Let us now take a closer look at our dataset by running the script again that we have already used to display our tabular dataset, specifying the name and region of our new dataset – be sure to use the same region here as the one that you have selected when creating the dataset.

python3 datasets/get_dataset.py \
  --dataset=text-dataset \
  --region=europe-west4

If you compare this to the output for our tabular dataset, you should see two interesting differences. First, this dataset has a different schema reflecting the fact that this is a text dataset, not a tabular dataset. Second the GCS bucket that is displayed is not the bucket that we have used for the upload, but a bucket that Google has generated for us. This reflects the fact that this time, the data itself is managed by Google and is more than just a reference.
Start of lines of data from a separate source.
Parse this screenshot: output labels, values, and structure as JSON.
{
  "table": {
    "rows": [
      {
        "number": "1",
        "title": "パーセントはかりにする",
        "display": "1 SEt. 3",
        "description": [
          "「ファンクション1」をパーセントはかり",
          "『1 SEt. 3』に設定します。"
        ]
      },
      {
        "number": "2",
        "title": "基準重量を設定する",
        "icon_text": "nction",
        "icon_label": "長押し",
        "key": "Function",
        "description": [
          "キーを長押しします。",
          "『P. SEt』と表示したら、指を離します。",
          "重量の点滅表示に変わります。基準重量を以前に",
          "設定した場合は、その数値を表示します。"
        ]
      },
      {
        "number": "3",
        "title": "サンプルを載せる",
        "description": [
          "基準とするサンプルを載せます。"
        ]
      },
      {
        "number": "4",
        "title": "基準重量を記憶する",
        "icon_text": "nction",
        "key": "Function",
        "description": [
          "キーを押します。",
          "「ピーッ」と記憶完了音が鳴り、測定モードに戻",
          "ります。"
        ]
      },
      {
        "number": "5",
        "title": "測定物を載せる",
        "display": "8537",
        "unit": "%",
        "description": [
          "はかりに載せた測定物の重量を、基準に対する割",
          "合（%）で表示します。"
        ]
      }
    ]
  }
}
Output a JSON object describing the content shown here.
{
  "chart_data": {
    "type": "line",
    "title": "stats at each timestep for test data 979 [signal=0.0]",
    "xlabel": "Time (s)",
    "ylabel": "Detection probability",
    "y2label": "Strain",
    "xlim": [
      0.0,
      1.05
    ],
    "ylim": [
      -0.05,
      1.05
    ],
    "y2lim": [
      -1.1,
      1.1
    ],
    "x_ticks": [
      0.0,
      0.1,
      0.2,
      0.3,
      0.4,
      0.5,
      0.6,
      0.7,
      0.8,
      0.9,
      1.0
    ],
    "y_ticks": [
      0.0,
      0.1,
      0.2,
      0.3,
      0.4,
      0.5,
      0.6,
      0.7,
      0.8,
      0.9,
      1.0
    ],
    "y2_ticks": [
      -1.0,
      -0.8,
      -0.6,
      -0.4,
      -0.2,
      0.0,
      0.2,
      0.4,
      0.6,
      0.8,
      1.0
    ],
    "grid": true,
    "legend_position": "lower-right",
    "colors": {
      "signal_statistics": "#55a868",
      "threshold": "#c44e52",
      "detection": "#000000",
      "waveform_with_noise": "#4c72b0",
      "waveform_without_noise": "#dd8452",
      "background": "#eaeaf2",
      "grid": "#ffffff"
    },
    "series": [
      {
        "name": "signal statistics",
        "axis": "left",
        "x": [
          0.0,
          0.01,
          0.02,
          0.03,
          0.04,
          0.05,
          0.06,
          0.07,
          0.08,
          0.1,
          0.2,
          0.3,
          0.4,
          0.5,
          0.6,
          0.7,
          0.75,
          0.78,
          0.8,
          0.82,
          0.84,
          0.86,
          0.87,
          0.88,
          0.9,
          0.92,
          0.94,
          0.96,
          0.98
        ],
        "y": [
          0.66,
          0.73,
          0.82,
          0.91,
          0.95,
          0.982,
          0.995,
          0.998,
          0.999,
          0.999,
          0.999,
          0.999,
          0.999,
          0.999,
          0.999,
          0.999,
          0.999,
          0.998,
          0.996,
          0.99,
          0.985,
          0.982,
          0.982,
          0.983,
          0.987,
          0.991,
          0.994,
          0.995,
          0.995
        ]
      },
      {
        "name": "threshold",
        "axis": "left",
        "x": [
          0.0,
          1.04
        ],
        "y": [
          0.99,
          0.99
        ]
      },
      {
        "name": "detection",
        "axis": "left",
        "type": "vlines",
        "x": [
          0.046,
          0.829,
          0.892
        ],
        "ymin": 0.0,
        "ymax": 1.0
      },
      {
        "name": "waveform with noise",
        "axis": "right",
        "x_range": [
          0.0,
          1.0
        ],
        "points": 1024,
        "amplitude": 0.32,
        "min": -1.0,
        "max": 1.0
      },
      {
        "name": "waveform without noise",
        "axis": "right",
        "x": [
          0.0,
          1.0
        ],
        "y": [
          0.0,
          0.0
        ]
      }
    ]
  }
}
It is instructive to actually visit the GCS bucket that Google has generated (which will be owned by you, so you can actually see it). You will find that behind the scenes, Google has created one blob for every item in the input. This allows the platform to also modify each item separately, and in fact, in the console window for this dataset, you can edit individual items and add, remove or change labels.

Corresponding to this, you can also export your dataset, either directly from the console or programmatically using the export_data method of the DatasetServiceClient. Here, exporting means that the data will be written to a GCS location of your choice from where you can further process it – I would not recommend to directly use the bucket controlled by Google for this purpose as this is supposed to be managed by Google exclusively.

This closes our short series on Vertex AI. Of course, there are many features that we have not yet touched upon, like notebook and the workbench, batch predictions, feature stores or the new platform components with GenAI specific services like the model garden, LLMs and vector storage. However, with the basic understanding that you will have gained if you have followed me up to this point, you should be well prepared to explore these features as well.